Selon Ahmed Laaouej (PS), cette idée témoigne à nouveau de "l'estompement de la norme" qui caractérise à ses yeux la politique du gouvernement en matière de lutte contre la fraude fiscale et la délinquance financière.

L'Inspection Spéciale des Impôts (ISI) dénonce encore régulièrement des dossiers au parquet, nonobstant l'existence d'une procédure administrative, a-t-il fait remarquer. Il s'agit le plus souvent de dossiers de grande fraude fiscale et de carrousels TVA.

"Après le démantèlement du régime des commissions secrètes, la circulaire sur les déclarations tardives, le gouvernement démontre une nouvelle fois qu'il n'entend pas lutter avec l'énergie nécessaire contre la fraude fiscale. Il semble ne plus considérer que la fraude fiscale est une violation de la loi et veut donner l'impression aux fraudeurs que, dans tous les cas, ils s'en tireront sans devoir répondre devant les tribunaux. Qui plus est, dans tous les montages de grande fraude fiscale, il y a toujours un élément de faux, qui fait d'ailleurs l'objet d'une qualification pénale particulière", a expliqué le député.

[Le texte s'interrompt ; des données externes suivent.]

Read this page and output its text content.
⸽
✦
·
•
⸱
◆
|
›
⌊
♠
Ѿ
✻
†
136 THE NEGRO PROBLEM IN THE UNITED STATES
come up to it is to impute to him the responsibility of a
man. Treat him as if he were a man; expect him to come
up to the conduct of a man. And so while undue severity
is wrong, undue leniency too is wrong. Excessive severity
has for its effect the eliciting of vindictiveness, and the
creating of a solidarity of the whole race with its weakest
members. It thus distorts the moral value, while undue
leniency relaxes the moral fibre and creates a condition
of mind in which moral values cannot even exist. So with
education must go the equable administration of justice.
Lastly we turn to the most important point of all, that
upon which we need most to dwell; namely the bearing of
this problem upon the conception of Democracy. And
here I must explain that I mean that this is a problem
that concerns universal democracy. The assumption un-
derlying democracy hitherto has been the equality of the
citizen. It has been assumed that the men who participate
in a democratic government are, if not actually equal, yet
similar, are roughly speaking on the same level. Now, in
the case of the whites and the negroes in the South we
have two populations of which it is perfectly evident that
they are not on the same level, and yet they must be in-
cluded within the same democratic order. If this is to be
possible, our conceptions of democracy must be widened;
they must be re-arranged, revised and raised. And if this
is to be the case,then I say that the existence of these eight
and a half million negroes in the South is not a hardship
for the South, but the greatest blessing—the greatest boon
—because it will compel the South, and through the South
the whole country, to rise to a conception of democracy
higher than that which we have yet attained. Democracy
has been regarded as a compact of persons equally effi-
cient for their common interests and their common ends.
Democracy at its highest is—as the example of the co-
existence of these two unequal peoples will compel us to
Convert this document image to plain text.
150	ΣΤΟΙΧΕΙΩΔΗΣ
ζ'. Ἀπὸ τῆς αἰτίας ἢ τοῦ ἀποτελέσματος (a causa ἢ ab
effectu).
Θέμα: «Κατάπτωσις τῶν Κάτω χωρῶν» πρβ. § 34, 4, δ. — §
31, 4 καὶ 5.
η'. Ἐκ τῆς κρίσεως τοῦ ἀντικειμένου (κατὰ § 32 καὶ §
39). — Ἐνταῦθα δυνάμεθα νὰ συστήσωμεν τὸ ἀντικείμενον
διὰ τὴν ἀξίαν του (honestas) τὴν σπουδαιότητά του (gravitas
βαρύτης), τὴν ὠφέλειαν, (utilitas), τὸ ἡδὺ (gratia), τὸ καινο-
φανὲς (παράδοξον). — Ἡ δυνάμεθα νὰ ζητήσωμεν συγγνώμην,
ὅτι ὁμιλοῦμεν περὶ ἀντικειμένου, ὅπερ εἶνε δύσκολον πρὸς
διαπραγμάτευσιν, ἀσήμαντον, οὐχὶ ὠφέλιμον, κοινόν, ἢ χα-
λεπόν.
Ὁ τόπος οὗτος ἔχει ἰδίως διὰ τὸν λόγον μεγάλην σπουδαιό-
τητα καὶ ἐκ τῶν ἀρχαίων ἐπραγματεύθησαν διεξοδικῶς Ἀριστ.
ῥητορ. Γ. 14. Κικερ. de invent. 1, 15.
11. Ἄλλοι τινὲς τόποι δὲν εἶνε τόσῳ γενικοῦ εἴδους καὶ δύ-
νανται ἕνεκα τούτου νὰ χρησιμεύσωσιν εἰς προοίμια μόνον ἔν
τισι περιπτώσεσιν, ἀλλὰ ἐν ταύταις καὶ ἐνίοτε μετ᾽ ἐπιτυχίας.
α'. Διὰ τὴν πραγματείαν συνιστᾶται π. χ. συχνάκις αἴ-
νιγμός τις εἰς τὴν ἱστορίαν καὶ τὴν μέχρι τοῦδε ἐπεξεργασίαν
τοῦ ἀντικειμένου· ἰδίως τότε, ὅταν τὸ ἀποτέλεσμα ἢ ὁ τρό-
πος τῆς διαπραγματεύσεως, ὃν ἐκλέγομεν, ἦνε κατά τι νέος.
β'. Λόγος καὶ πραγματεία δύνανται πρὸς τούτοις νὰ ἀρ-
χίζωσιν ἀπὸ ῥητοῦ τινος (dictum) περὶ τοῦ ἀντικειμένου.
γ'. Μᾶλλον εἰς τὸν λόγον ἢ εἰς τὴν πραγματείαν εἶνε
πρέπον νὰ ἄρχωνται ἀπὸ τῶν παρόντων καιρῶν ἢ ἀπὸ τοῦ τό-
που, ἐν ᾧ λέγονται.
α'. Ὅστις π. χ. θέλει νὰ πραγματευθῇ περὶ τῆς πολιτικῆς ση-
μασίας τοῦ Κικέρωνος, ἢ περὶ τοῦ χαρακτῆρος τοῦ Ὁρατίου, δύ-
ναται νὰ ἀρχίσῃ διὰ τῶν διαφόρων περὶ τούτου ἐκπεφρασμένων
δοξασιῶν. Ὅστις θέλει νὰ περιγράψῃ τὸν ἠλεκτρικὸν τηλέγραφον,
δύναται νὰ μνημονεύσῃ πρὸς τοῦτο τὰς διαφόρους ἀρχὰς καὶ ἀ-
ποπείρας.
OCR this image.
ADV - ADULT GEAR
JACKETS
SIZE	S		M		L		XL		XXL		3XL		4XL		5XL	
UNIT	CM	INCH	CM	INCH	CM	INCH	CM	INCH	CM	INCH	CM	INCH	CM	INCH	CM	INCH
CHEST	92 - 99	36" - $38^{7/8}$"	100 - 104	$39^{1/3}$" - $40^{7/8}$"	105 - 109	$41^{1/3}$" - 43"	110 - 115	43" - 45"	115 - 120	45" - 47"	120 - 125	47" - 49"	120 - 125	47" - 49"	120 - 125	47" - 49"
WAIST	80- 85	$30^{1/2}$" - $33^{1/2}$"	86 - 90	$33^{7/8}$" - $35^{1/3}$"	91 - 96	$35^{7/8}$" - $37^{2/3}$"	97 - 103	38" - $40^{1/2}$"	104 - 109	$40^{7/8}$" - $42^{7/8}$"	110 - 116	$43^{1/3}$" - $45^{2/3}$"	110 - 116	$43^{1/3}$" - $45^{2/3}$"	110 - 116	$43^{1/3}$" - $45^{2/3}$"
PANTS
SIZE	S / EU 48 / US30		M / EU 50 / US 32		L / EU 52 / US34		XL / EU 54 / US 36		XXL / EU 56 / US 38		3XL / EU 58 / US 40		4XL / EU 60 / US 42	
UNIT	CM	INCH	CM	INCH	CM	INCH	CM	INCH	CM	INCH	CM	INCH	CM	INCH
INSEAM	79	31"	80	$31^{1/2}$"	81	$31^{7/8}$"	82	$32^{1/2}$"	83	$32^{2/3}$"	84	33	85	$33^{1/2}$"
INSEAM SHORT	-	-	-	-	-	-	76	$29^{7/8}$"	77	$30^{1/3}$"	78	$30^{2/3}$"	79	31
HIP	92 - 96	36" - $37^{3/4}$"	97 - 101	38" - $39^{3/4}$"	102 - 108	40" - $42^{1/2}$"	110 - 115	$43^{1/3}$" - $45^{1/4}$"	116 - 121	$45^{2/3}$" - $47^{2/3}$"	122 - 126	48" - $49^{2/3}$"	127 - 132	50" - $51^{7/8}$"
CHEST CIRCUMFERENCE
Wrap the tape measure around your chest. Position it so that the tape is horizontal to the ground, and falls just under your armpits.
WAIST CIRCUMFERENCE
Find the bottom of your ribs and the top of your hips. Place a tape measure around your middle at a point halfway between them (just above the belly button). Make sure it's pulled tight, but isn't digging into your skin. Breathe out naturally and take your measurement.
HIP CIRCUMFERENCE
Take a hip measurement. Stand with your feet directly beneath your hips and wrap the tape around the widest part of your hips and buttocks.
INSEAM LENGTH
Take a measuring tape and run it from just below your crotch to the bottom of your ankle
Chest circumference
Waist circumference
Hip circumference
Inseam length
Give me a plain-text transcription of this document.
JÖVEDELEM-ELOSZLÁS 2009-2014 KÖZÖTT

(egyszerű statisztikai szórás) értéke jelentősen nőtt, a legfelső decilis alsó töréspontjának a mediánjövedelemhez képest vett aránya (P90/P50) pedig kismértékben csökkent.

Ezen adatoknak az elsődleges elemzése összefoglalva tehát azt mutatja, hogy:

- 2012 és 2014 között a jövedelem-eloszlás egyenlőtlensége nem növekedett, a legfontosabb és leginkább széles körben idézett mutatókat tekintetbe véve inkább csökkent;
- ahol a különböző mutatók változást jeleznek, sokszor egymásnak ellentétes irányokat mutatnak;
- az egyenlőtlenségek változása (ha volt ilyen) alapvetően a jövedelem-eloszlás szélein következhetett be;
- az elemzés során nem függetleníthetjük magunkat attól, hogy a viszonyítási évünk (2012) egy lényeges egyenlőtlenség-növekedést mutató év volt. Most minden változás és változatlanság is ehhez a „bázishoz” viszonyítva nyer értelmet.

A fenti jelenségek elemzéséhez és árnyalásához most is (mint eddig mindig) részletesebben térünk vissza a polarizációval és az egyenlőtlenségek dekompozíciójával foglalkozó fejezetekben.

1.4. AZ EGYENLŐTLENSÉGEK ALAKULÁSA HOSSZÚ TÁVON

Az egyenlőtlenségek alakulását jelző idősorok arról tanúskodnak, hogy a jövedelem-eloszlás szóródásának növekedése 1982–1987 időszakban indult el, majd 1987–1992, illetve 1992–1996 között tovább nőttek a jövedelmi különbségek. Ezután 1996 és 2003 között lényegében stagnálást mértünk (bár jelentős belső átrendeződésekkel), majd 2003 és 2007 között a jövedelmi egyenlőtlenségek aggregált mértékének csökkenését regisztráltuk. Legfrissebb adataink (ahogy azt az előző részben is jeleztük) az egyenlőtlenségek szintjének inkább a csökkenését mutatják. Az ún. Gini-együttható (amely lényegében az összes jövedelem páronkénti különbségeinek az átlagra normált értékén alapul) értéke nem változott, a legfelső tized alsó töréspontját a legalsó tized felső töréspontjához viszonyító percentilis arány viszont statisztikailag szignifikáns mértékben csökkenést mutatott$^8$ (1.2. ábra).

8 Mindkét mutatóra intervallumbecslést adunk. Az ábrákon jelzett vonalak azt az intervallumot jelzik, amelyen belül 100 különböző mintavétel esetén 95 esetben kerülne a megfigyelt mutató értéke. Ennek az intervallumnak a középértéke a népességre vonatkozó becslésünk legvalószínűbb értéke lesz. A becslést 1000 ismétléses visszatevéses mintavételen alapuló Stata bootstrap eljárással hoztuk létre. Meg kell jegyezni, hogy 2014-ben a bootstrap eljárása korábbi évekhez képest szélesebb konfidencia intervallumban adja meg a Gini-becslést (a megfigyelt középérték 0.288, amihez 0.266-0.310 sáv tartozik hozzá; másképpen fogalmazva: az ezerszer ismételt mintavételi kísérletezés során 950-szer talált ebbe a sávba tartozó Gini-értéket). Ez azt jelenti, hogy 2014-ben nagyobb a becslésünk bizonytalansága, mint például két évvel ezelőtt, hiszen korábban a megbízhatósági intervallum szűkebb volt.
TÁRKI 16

John Crombez (sp.a), ex-secrétaire d'Etat à la lutte contre la fraude fiscale, a exprimé lui aussi sa surprise, et ce d'autant plus qu'il a introduit avec M. Geens, alors ministre des Finances, la notion de "fraude fiscale grave" dans le droit belge.

"Cela va complètement à l'encontre de ce que nous faisons depuis 6 ans et qui se passe aussi sur le plan international. Donc, on ne lutterait plus contre la fraude d'un point de vue pénal parce que la procédure est trop lourde? On pourrait aussi bien faire le contraire et ne plus traiter la grande fraude sur le plan administratif".